April 6th, 2006
We have a strange coincidence this year that hasn’t been in a long time. Experts on Abraham Lincoln know that he was shot in Ford’s Theater on the night of Friday, April 14, 1865; and died at daybreak of Saturday, April 15. However, the coincidence is that April 14 of that year was Good Friday. And this year, April 14 is Good Friday! So we have a coincidental date with not just the day of the week, but also a major holiday happening at the very same date and weekday as for 1865!
Many years ago, one of the yellow phone directory pages had a series of calendars printed on it, showing all possible ways (14 altogether) that the days of the week and date numbers aligned themselves for a whole year at the time. The page also listed the years 1800 through 2050; to find the right calendar and alignment, you had to find the year you wanted and then refer to a certain numbered calendar. This way, I learned that 2006 has the same alignment as 1865, 1967, 1978, 1989 and 1995. The secrets are that New Year’s Day is on Sunday and it is not a leap year.

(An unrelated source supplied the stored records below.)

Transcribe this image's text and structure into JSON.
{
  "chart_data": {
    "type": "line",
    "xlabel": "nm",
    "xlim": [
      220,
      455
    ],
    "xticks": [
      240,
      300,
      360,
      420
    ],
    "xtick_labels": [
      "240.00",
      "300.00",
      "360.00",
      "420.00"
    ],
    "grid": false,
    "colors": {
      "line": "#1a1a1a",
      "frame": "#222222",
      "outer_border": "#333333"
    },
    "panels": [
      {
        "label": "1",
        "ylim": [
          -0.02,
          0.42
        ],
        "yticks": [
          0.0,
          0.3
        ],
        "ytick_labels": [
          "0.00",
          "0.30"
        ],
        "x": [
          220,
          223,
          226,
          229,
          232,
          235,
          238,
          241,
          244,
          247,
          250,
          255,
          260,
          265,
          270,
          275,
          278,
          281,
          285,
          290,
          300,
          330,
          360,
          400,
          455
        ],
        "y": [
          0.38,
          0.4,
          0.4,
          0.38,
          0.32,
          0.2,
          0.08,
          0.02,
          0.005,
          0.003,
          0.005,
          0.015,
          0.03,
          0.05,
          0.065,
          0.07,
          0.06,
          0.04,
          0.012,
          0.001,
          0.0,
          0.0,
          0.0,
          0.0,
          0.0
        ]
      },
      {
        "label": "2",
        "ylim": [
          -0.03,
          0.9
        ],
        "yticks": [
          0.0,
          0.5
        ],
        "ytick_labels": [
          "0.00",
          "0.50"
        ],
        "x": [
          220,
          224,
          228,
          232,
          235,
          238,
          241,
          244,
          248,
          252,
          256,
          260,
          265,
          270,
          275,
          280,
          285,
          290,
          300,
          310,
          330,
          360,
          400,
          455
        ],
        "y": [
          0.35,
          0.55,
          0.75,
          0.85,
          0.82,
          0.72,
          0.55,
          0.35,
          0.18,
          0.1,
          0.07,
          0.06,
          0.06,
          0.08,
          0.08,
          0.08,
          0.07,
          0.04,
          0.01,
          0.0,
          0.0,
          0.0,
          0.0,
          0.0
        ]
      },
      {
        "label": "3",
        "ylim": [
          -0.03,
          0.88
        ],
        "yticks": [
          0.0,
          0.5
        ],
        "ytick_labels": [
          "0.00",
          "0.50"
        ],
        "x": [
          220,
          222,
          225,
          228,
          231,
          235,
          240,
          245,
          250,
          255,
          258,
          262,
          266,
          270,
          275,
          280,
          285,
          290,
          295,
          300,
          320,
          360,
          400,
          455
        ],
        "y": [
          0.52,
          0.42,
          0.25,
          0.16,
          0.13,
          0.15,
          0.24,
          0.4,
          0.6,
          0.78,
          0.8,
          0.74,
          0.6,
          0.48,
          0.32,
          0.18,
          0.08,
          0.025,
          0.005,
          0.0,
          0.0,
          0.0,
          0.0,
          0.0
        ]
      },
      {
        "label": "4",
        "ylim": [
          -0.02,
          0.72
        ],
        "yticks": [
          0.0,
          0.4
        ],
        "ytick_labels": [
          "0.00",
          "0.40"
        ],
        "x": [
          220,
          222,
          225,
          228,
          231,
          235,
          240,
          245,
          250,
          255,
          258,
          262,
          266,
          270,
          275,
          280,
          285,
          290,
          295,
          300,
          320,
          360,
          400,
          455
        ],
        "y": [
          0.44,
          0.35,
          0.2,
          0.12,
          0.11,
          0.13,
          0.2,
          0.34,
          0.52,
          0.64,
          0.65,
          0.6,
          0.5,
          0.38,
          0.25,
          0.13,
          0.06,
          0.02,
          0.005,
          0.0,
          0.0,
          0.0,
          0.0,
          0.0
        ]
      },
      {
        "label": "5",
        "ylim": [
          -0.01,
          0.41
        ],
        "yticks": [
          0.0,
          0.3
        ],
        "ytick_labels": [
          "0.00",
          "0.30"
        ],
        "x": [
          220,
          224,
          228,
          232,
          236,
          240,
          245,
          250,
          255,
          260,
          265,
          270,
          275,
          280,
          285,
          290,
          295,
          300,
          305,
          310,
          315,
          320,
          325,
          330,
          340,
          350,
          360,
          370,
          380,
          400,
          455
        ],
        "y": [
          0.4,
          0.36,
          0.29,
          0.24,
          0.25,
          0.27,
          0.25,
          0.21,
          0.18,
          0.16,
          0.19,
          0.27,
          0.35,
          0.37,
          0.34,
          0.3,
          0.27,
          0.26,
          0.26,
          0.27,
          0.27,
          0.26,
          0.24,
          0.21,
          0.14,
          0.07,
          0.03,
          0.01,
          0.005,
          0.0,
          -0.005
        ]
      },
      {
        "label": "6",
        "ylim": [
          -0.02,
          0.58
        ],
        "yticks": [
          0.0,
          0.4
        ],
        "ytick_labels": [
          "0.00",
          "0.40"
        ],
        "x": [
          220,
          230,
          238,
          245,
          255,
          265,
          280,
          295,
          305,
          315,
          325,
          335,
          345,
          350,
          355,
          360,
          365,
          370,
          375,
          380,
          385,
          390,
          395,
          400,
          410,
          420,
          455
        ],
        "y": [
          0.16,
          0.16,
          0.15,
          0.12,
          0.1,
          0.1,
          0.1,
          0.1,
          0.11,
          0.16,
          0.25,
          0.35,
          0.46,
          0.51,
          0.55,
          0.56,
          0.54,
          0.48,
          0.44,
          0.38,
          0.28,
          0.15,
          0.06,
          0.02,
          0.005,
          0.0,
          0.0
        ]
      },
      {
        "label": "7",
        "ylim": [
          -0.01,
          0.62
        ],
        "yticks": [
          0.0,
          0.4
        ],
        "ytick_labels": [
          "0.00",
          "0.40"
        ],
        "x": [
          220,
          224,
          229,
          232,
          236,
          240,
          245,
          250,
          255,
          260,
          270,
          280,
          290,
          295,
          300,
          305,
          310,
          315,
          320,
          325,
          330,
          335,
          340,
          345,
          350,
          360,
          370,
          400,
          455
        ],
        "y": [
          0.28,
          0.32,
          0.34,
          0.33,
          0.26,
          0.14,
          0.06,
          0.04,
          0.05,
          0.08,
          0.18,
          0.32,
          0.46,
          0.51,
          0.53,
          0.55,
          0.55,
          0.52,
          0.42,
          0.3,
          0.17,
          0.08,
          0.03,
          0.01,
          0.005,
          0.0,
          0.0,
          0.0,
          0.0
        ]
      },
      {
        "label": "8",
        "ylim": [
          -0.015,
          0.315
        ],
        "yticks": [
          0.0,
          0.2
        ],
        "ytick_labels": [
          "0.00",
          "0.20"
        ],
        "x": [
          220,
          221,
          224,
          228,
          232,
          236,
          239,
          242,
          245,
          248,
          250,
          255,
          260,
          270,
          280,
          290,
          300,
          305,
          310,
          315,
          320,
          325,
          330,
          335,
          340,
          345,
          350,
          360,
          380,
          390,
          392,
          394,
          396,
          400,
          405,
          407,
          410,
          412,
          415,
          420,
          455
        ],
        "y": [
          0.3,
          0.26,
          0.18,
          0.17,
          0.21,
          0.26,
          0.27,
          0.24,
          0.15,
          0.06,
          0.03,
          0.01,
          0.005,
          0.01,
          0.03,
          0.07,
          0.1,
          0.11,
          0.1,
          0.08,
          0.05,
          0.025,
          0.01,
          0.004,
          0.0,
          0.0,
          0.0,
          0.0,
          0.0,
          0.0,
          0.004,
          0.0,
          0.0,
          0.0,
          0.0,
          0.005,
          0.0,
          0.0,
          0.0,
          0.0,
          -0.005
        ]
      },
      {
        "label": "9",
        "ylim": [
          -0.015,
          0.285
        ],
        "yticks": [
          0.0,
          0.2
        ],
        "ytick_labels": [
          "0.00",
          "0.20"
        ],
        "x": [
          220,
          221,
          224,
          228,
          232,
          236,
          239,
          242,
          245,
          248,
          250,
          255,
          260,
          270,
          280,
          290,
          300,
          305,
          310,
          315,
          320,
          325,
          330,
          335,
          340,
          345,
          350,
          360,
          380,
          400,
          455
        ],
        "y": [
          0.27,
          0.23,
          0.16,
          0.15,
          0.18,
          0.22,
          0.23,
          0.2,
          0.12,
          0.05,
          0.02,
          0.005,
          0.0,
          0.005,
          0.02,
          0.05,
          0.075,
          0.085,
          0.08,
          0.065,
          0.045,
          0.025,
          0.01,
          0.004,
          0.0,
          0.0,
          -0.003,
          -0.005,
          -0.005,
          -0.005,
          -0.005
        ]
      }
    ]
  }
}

Only two days after Easter, there is a milestone anniversary – the one-hundredth anniversary of the 1906 San Francisco earthquake!
Numberless families are probably planning their Easter dinners now. Ham and turkey are probably the most popular (ham is advertised widely), but actually the most symbolically appropriate meat is lamb. Lamb has roots in spring in both the Old and New Testaments: it was the main course in the original Passover feast; and Jesus is spoken as the Lamb of God.
Unlike many parades, an Easter parade is an informal procession and judging of newly-acquired street clothes. There are no floats, bands, or costumed characters – unless you count the one in Disney World, which commercializes and distracts from the true meaning of the holiday. Two years ago, I made myself a blouse and skirt for Easter; I put a lot of embroidery on them, and participated in an Easter parade in Ocean City, NJ. But I was very disappointed that I won nothing, because, except for self-crafted bonnets, the judges took no consideration for self-made vs. store bought-clothing.